Так они сделали по двадцать нырков. И плавать уже расхотелось — до того устали оба. Но это свидетельствовало лишь о том, что закалка была отряду совершенно необходима. Сдвинув брови и не говоря ни слова, чтобы не растрачивать дыхание на разговоры, сделали еще по десять нырков. В последний, тридцатый, раз Петька плюхнулся в воду животом, так что даже сквозь коричневый загар живот покраснел. А Никита на двадцать девятом нырке ушибся о воду головой. У Никиты это самое больное место — голова. Петька, пока силы не растрачены, входит в воду без всплеска, как стрела с острым наконечником, а Никита всегда таранит ее своим шаром — только брызги летят.
Обманчивая это штука — вода. Месяц прыгаешь в нее, половину лета прыгаешь — она принимает тебя, что та материна перина. А потом чуть-чуть не так повернешься, и она ударит тебя, будто доской, так, что кажется, все внутренности оторвутся.
После тридцати нырков сделали перерыв. Петька подставил красный живот солнцу, а Никита обложил свою голову мокрым песком.
Дыхание быстро восстановилось, и, чтобы напомнить себе о жесткости распорядка, Никита выцарапал на обеих своих руках острым березовым сучком: «Поиски, странствия, победы!»
Петьке, с животом, прогретым жгучими полуденными лучами, удобнее было писать на груди, и он выцарапал девиз отряда на коричневой груди.

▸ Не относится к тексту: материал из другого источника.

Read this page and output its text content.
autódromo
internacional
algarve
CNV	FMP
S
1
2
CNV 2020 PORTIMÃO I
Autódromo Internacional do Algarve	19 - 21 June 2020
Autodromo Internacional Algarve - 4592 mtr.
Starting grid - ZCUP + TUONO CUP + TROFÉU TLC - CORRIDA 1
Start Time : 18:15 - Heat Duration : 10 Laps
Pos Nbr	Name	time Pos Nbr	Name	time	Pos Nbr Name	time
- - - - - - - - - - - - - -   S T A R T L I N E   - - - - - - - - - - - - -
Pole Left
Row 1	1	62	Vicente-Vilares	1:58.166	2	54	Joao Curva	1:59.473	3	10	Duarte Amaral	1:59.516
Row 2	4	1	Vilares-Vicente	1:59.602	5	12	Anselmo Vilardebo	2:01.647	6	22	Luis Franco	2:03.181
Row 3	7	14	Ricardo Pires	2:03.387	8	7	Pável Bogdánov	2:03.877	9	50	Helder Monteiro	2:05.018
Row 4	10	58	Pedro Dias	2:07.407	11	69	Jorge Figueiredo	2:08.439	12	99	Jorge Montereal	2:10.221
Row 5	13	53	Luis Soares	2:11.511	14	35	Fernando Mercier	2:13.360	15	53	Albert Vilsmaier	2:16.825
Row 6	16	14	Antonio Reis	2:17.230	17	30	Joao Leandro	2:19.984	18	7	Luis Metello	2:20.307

А когда пришла в нормальное состояние круглая Никитина голова, продолжили ныряния. Сначала прыгали по очереди, как до перерыва, потом поныряли вместе — кто пробудет под водой дольше, но раз столкнулись у самой воды и решили, из предосторожности, парным нырянием больше не заниматься.
После шестидесятого нырка оба с трудом вскарабкались на обрыв, и, так как сил отползти от обрыва уже не было, минут пять они так и лежали друг против друга на краю обрыва, моргая покрасневшими от воды глазами и глубоко дыша через широко открытые рты.
Впрочем, настроение у обоих было при этом отличное: все пока шло по намеченной программе, и первое испытание они выдержали.
Да и вообще, великое это дело — закалка! Если после физзарядки они готовы были встретиться с любым из противников один на один, отдышавшись после ныряния, каждый из них почувствовал себя готовым на рукопашную с любыми двумя соперниками: нет, не с Мишкой и Владькой одновременно, но, к примеру, с Владькой и Семкой Нефедовым сразу.
Необходимо было выполнять следующий пункт дневной программы.
Быстрота, меткость, выдержка
Примерно пять километров сильно пересеченной местности — это если бежать по берегу Туры до Курдюковки и обратно. На двух с половиной километрах в одном направлении нужно было пересечь шесть оврагов, дважды — заросли тальника, одно болото, три старицы — одну по колено в воде, две другие — вплавь.